RU57813U1 - DEVICE FOR OIL PRODUCTION FROM WATERFUL PRODUCED LAYER - Google Patents

Abstract

The proposal relates to the oil and gas industry, in particular, to deep-pumped production of waterlogged oil. A device for extracting oil from a waterlogged production reservoir consists of a tubing string, upper and lower plunger pumps, a receiving chamber located opposite the production interval. The receiving chamber at the top at the reception of the upper plunger pump is equipped with a slit filter equipped with a metal mesh with cells. A blind wall is installed inside the receiving chamber below the slot filter, under which the receiving chamber is equipped with a check valve. The plunger of the upper plunger pump by means of a string of pump rods is connected to the drive, for example, a rocking machine. The lower plunger pump is upside down and its discharge valve is located under the suction valve. The plunger of the lower plunger pump is rigidly connected to the receiving chamber and hermetically inserted into the housing of the lower plunger pump. A packer is sealed on the lower plunger pump housing to insulate the reservoir at the bottom. The proposed device allows to increase the efficiency of downhole separation (separation) of the water-gas-oil mixture into liquid phases, and also reduces the cost of electricity consumed and makes it possible to select oil from the well by selecting the stroke length of the upper pump plunger at the wellhead depending on the proportion of oil in the reservoir fluid . 2 ill. for 1 liter

Description

The proposal relates to the oil and gas industry, in particular, to deep-pumped production of waterlogged oil.

A device for oil production is known (see RZh Mining, No. 6 of 1993, 6 G 417 P), including two screw pumps with a common shaft, a receiving chamber placed against the production interval, two packers isolating the production interval. One of the screw pumps, designed for water injection, takes liquid from the lower part of the receiving chamber and directs it into the liner under the lower packer to the absorbed formation.

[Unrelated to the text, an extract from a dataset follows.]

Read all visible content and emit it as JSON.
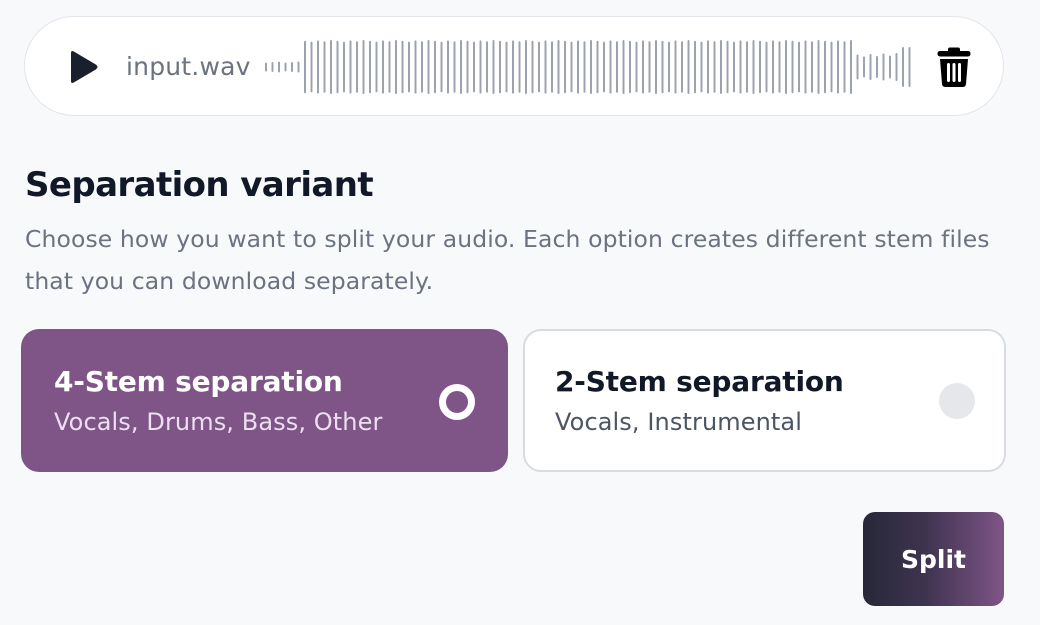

The closest in technical essence is a device for oil production from an irrigated reservoir (patent RU No. 2190094, IPC 7 E 21 B 43/38, C 02 F 1/48 publ. In Bulletin No. 27 dated 09/27/2002), containing a tubing string, two screw pumps with a common shaft, a receiving chamber located opposite the productive interval, a packer isolating the reservoir, the device is equipped with magnetizers installed in the receiving chamber, where the gas-oil mixture from the reservoir is received, taking into account the physical -chemical properties The properties of this mixture and at the receptions of screw pumps, the common shaft of which is made magnetic, while the magnetizers of screw pumps have different magnetic properties, for which they are made with a stepped inner surface and are installed on the upper pump with the extended part up, and on the lower pump - with the extended part down moreover, the magnetizers are each installed with the possibility of limited axial movement and fixation relative to the pump intake, and the length of the input magnetizer is chosen not less than the length of the perforated parts of the casing.

Both analog and prototype have, to one degree or another, common disadvantages:

firstly, it is necessary to pre-select the ratio of the flow of screw pumps, depending on the ratio of the shares of oil and water in the reservoir fluid, which change during operation;

secondly, the low degree of borehole separation of the gas-oil mixture, which does not allow to qualitatively separate the gas-oil mixture into light (oil) and heavy (water) liquid phases, and this does not allow for efficient selection of products;

Thirdly, the high power consumption of screw pumps.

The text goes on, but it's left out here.